Is that what your clearly deficient infant internet board "education" taught you? Mere self-validation does not equate with acquiring seasoned critical thinking skills. Self validation leads to a mistaken sense self importance, and too often leads to an inability to be taught by others more accomplished than you are or ever were. People like you typically don't advance in your career because you come off as an insufferable, demonstrably incompetent know-it-all, incapable of managing change. You alone think you're great, but in truth you add no meaningful value to the employer, team, organization, or client that is measure-able enough to keep you gainfully employed.
You are THAT guy about which I spoke earlier who likely didn't have the chops or personal discipline for completing intellectually challenging academic programs, which in turn contribute to cultivation of an intellectual maturity and reasoning skills, borne of formalized and disciplined thought that opens the door wide for enjoyment of personal and career successes.
I'll challenge you to identify just one duly accredited degree program of merit in physics, chemistry, or biochemistry anywhere that relies only on textbooks and online classes. Course work in these disciplines requires a substantial number of laboratory credits and requires a cultivation of scientific reasoning through instruction beyond what mere texts contain. That kind of learning is achieved at a level requiring disciplined mental maturity which is not accomplished through online classes, or in diaper level chat rooms. Texts and online resources are merely a starting place for learning, but your presently immature level of understanding equates what may be appreciated as some tools of learning with the actual end point of learning itself.
" I learned most on my own, from the libraries and the infant internet bulletin boards."
"infant internet boards"? Listen to yourself. Education out of the mouths of babes, was it? Next thing you'll tell us how you mastered 8-bit on the "Trash-80," and wrote "cpm" and PeachText string onto 12" floppies, and somehow you'll expect readers to be impressed.
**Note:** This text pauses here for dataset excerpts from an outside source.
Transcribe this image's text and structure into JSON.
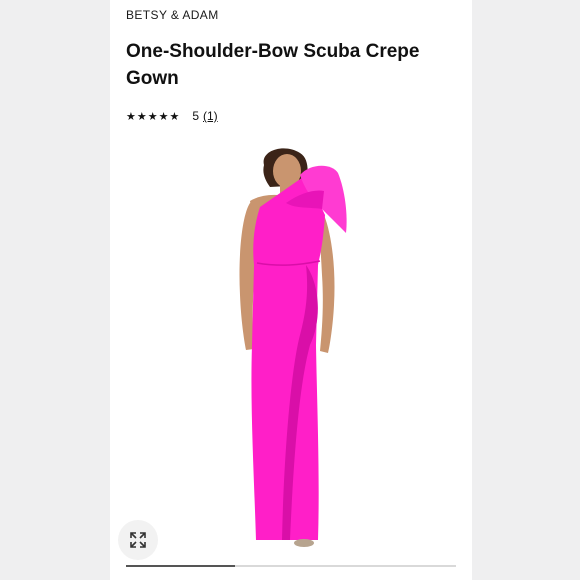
{
  "product": {
    "brand": "BETSY & ADAM",
    "title": "One-Shoulder-Bow Scuba Crepe Gown",
    "rating_stars": "★★★★★",
    "rating_value": "5",
    "rating_count": "(1)"
  },
  "gallery": {
    "image_colors": {
      "dress": "#ff1fc8",
      "dress_shadow": "#d90fa8",
      "skin": "#c9956f",
      "hair": "#3b2418"
    },
    "expand_icon": "expand-arrows-icon",
    "progress_fraction": 0.33
  }
}
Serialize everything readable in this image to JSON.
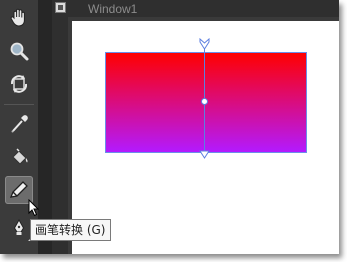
{
  "window": {
    "title": "Window1"
  },
  "toolbar": {
    "tools": [
      {
        "id": "hand",
        "icon": "hand-icon"
      },
      {
        "id": "zoom",
        "icon": "magnifier-icon"
      },
      {
        "id": "transform",
        "icon": "rotate-icon"
      },
      {
        "id": "eyedropper",
        "icon": "eyedropper-icon"
      },
      {
        "id": "fill",
        "icon": "paint-bucket-icon"
      },
      {
        "id": "brush-transform",
        "icon": "brush-transform-icon",
        "active": true
      },
      {
        "id": "pen",
        "icon": "pen-nib-icon"
      }
    ]
  },
  "tooltip": {
    "text": "画笔转换 (G)"
  },
  "canvas": {
    "gradient": {
      "top_color": "#ff0000",
      "bottom_color": "#b31aff",
      "handle_color": "#5d7fe0"
    }
  }
}
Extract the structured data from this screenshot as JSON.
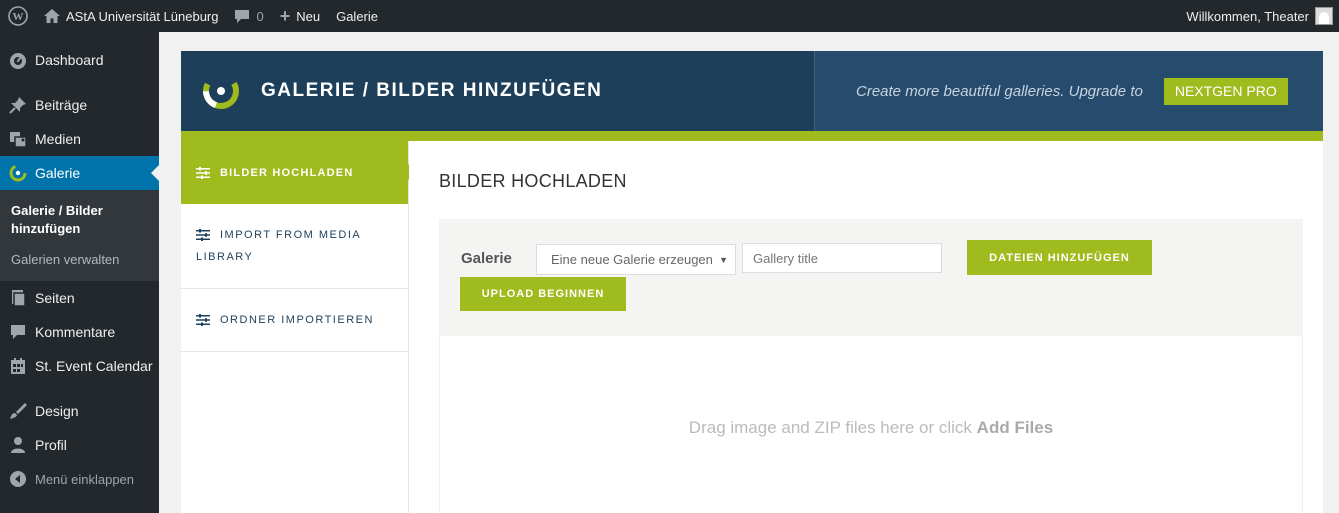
{
  "admin_bar": {
    "site_name": "AStA Universität Lüneburg",
    "comments_count": "0",
    "new_label": "Neu",
    "gallery_label": "Galerie",
    "welcome": "Willkommen, Theater"
  },
  "sidebar": {
    "items": [
      {
        "label": "Dashboard",
        "icon": "dashboard-icon"
      },
      {
        "label": "Beiträge",
        "icon": "pin-icon"
      },
      {
        "label": "Medien",
        "icon": "media-icon"
      },
      {
        "label": "Galerie",
        "icon": "nextgen-icon"
      },
      {
        "label": "Seiten",
        "icon": "pages-icon"
      },
      {
        "label": "Kommentare",
        "icon": "comment-icon"
      },
      {
        "label": "St. Event Calendar",
        "icon": "calendar-icon"
      },
      {
        "label": "Design",
        "icon": "brush-icon"
      },
      {
        "label": "Profil",
        "icon": "user-icon"
      },
      {
        "label": "Menü einklappen",
        "icon": "collapse-icon"
      }
    ],
    "submenu": [
      {
        "label": "Galerie / Bilder hinzufügen"
      },
      {
        "label": "Galerien verwalten"
      }
    ]
  },
  "header": {
    "title": "GALERIE / BILDER HINZUFÜGEN",
    "promo_text": "Create more beautiful galleries. Upgrade to",
    "promo_button": "NEXTGEN PRO"
  },
  "tabs": [
    {
      "label": "BILDER HOCHLADEN"
    },
    {
      "label": "IMPORT FROM MEDIA LIBRARY"
    },
    {
      "label": "ORDNER IMPORTIEREN"
    }
  ],
  "content": {
    "title": "BILDER HOCHLADEN",
    "gallery_label": "Galerie",
    "select_value": "Eine neue Galerie erzeugen",
    "title_placeholder": "Gallery title",
    "add_files_button": "DATEIEN HINZUFÜGEN",
    "upload_button": "UPLOAD BEGINNEN",
    "drop_text": "Drag image and ZIP files here or click",
    "drop_link": "Add Files"
  },
  "colors": {
    "accent_green": "#9fbb1d",
    "header_navy": "#1e3f5a",
    "wp_dark": "#23282d",
    "wp_blue": "#0073aa"
  }
}
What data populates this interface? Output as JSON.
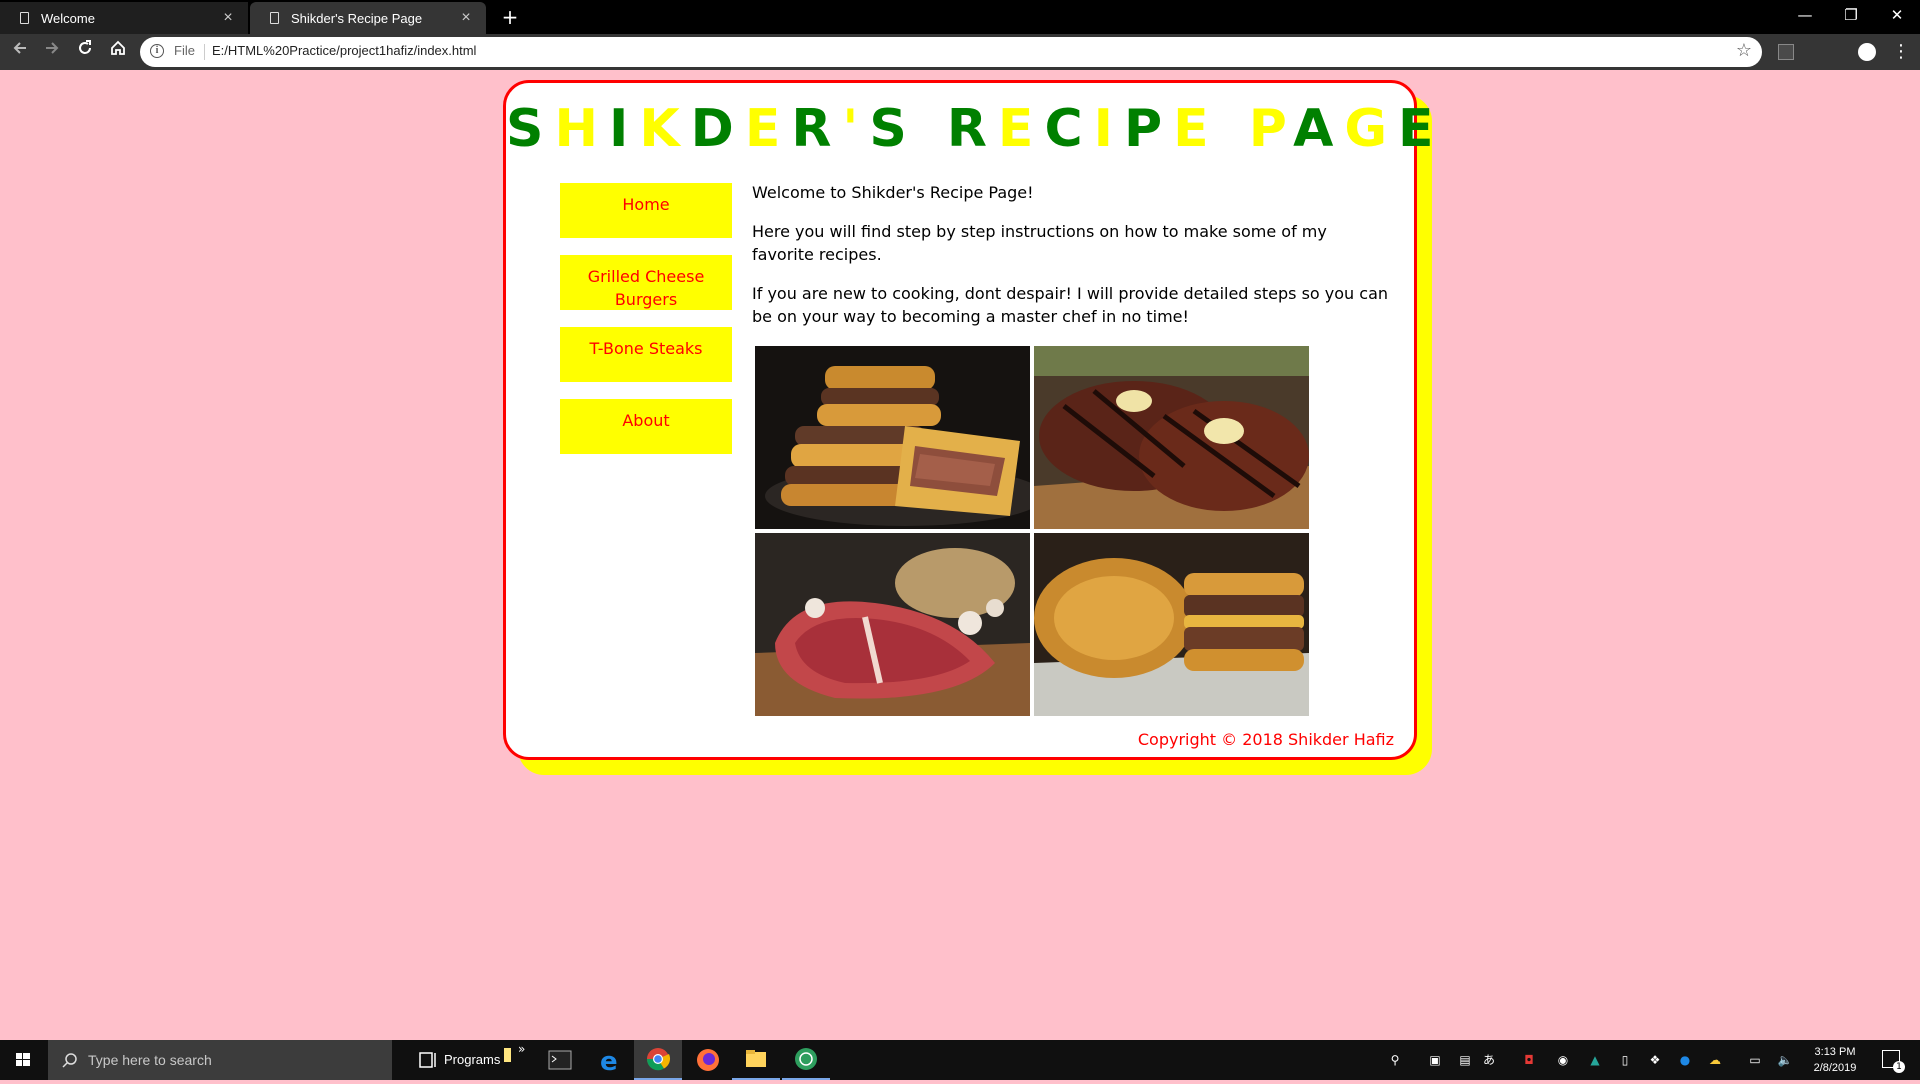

What value have you added to tech lately without being able to rely on "infant internet boards" anymore? You whine today likely because your self-styled "education" did not prepare you to survive in a line of work that soon outpaced your competence and ability to keep up with the changes.
What ever it was you allegedly learned on your own was inadequate to deliver an education and a successful career path suitable to prevent you from whining about what you mistakenly conclude is supposedly every one else's fault but your own to be able to keep up at this stage of your life.
I provided my story as a testament to a successful career path accomplished in part through rigorous academic training, the type of which you resentfully derided, yet which for me by contrast has led to this present level of satisfying career success.
"I have one too and it matters not a whit to the rest of the country, bless your defensive little heart."
One reasonably expects that if your story was worth telling at all for purposes of acquainting readers with any meaningful successes you would have already done so.
Still not reading this liberal wall of text. Project into the darkness, we'll create the new systems outside your box, and you can lecture the young people who cut corners over your lawn.